When Canada mayflower grows together with bluebead lily (Clintonia borealis), mountain sorrel (Oxalis montana), and shining clubmoss (Lycopodium lucidulum), the environment is likely to be cool, with shallow, rocky soils. Often, spruce, fir, yellow birch, and paper birch accompany these herbs. This association is common on high mountain slopes, but can also indicate a cool microclimate at lower elevations.

Mountain sorrel has ties with shamrock. Sorrel has more delicate three-parted leaves than shamrock, and has white flowers with pink veins. Clintonia, a yellow-flowered plant in the lily family, bears the name of DeWitt Clinton, 19th century governor of NewYork.

Plants tell the human story in more than just their names. Americans have cultivated an Asian plant, the day lily (Hemerocallis fulva), since the days of early settlement. An 1896 botany textbook describes the plant as “common in old gardens.” One hundred years later, the same can be said. In the woods, day lily may clue us in to the site of an old homestead when no other evidence appears. Further exploration might turn up a cellarhole nearby, or a stone wall. Perhaps an old apple tree or lilac will persist, too. Gordon Whitney, in his book From Coastal Wilderness to Fruited Plain, lists live-forever (Sedum telephioides), periwinkle (Vinca minor), and lily-of-the-valley (Convallaria majalis) as other Old World garden plants found near old homesites.

Many of our agricultural weeds came from the Old World as well, and in some kinds of woods (especially dry, rocky sites) they can stay on long after farmland has been abandoned. Mullein (Verbascum thapsus), with its tall, persistent flower spikes, Canada thistle (Cirsium arvense), which is not from Canada as its name suggests, and orange hawkweed (Hieracium aurentiacum), also known in these parts as Indian paintbrush, routinely outlast pasture grasses or crops.

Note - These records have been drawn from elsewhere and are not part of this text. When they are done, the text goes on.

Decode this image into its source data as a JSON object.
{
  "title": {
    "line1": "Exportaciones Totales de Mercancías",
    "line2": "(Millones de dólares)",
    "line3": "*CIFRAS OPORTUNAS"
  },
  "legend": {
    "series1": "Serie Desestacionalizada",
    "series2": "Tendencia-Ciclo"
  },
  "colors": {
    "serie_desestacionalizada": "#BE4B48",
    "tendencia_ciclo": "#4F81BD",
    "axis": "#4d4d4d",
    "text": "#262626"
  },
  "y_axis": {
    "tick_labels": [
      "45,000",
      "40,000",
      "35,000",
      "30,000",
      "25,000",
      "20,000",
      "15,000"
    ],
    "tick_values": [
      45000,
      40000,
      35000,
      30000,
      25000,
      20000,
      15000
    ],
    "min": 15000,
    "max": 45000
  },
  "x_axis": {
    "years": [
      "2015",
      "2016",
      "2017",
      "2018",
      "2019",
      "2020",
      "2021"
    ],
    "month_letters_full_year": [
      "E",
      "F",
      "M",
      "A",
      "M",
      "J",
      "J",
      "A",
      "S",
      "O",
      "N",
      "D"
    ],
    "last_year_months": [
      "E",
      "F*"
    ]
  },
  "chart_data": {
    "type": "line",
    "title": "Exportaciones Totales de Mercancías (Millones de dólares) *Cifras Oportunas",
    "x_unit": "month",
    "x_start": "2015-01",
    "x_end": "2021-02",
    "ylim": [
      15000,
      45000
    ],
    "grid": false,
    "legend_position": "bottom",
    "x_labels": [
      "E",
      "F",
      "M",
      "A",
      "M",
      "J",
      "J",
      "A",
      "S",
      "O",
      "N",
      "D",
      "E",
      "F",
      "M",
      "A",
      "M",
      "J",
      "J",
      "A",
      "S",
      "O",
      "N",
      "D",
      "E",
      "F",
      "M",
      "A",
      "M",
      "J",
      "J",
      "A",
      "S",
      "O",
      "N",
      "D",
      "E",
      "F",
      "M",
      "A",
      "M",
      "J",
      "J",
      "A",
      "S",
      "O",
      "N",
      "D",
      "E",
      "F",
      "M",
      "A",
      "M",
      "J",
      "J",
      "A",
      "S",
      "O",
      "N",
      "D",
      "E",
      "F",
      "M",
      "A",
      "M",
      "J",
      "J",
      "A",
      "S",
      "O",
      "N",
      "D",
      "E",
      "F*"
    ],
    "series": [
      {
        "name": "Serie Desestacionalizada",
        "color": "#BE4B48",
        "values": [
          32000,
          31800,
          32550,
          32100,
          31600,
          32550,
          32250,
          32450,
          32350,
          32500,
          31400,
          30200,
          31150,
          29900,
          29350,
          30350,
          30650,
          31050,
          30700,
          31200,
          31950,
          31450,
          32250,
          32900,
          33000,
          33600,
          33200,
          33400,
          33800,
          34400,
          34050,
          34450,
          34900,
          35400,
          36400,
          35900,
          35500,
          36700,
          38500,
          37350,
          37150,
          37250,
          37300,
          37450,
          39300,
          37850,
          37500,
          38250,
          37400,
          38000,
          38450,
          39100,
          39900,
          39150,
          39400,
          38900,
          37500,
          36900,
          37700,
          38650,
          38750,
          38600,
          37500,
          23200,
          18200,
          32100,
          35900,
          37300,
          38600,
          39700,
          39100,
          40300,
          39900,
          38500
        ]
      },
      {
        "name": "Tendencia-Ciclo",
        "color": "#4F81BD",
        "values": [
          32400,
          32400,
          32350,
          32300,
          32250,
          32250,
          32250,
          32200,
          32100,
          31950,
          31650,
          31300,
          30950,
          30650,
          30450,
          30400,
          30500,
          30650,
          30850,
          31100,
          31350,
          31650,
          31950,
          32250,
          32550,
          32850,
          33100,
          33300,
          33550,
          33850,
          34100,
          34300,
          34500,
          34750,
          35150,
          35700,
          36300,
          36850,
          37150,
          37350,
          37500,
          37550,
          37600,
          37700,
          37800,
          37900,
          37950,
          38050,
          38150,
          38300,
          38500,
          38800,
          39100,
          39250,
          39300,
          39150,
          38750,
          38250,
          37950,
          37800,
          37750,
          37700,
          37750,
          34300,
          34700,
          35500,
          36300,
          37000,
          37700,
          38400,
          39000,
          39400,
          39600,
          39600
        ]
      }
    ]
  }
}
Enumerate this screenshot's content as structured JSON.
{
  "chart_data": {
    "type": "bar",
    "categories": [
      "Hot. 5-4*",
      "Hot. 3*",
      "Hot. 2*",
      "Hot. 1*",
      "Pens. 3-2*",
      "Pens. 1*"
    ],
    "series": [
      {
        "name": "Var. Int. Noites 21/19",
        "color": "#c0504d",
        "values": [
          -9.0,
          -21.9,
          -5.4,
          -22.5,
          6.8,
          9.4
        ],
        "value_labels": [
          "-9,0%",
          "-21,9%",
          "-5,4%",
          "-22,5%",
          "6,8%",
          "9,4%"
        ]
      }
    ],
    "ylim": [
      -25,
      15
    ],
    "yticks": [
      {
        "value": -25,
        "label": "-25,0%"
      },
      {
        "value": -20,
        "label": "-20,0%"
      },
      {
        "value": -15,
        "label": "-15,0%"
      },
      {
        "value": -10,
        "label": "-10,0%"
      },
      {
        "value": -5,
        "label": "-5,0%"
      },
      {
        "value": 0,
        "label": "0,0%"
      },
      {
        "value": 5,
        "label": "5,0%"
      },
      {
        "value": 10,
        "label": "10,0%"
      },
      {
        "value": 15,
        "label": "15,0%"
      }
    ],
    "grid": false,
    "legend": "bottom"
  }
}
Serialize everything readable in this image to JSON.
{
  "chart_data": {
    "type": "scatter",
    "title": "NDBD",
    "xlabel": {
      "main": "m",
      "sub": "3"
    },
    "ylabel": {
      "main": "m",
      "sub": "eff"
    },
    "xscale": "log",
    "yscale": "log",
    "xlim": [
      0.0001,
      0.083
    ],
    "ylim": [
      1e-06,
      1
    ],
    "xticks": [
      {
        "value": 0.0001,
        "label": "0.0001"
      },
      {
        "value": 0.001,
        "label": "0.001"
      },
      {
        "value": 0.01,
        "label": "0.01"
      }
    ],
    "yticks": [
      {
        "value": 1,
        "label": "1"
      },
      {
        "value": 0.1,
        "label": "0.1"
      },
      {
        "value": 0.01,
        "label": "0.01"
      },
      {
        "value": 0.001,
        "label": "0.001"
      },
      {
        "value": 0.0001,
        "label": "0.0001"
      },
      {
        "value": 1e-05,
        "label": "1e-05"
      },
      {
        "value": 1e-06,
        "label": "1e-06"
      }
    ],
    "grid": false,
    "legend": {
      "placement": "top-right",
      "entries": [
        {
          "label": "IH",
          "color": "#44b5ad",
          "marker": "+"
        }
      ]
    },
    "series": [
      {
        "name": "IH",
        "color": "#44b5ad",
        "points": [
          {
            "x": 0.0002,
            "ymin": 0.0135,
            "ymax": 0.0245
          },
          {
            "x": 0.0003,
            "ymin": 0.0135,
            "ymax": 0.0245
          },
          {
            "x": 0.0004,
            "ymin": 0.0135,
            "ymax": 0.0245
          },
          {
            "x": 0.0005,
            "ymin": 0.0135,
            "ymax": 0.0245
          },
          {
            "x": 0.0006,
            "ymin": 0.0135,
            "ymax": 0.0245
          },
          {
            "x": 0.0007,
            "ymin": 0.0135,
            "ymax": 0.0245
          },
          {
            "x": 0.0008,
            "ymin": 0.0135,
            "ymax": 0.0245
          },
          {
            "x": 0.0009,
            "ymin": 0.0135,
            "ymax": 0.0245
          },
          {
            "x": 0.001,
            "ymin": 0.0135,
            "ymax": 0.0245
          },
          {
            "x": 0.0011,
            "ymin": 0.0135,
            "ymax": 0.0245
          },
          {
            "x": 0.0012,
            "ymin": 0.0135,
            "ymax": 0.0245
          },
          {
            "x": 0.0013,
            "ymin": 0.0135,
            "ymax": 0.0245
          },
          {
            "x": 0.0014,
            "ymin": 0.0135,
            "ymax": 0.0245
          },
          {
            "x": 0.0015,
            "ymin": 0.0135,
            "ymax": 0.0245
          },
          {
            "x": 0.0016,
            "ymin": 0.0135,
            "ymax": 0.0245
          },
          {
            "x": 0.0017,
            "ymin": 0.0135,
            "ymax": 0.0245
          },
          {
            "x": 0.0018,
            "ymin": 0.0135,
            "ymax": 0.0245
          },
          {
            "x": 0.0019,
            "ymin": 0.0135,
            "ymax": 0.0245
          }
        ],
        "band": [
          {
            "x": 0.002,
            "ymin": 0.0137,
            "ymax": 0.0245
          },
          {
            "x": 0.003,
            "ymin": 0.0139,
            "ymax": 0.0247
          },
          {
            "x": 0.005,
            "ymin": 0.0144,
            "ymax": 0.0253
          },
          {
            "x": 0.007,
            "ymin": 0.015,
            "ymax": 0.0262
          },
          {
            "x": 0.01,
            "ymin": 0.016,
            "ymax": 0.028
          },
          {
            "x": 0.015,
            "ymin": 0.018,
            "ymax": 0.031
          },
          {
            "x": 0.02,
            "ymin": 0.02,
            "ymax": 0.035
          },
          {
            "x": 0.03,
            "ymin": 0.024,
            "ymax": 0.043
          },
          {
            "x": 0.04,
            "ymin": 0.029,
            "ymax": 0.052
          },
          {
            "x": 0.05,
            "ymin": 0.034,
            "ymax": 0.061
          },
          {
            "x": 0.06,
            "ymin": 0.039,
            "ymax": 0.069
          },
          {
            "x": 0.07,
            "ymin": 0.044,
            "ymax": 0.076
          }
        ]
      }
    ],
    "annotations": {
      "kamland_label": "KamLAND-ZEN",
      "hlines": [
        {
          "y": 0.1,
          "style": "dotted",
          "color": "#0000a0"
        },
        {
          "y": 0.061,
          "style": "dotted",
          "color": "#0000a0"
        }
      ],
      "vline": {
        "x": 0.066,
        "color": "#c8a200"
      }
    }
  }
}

Native North American hawkweeds and thistles grow in our woods, too. Rattlesnake-weed (Hieracium venosum) is a hawkweed with yellow dandelion-like flowers and striking red-veined leaves. It thrives naturally in Vermont woods, indicating dry, warm conditions. It is usually found under oaks or hickories in the southern Champlain Valley and the Taconics.

Rich woods have their nettles, sandy woods the mayflower, dry woods rattlesnake weeds, and old fields the plants that Europeans brought. Countless other stories can be told. Newcomb’s Wildflower Guide describes and illustrates the wild plants of the Northeast and tells where each is likely to grow. Wetland, Woodland, Wildland: A Guide to the Natural Communities of Vermont integrates descriptions of the trees, plants, animals, and habitats of 80 different wetland and terrestrial natural community types in Vermont and neighboring states.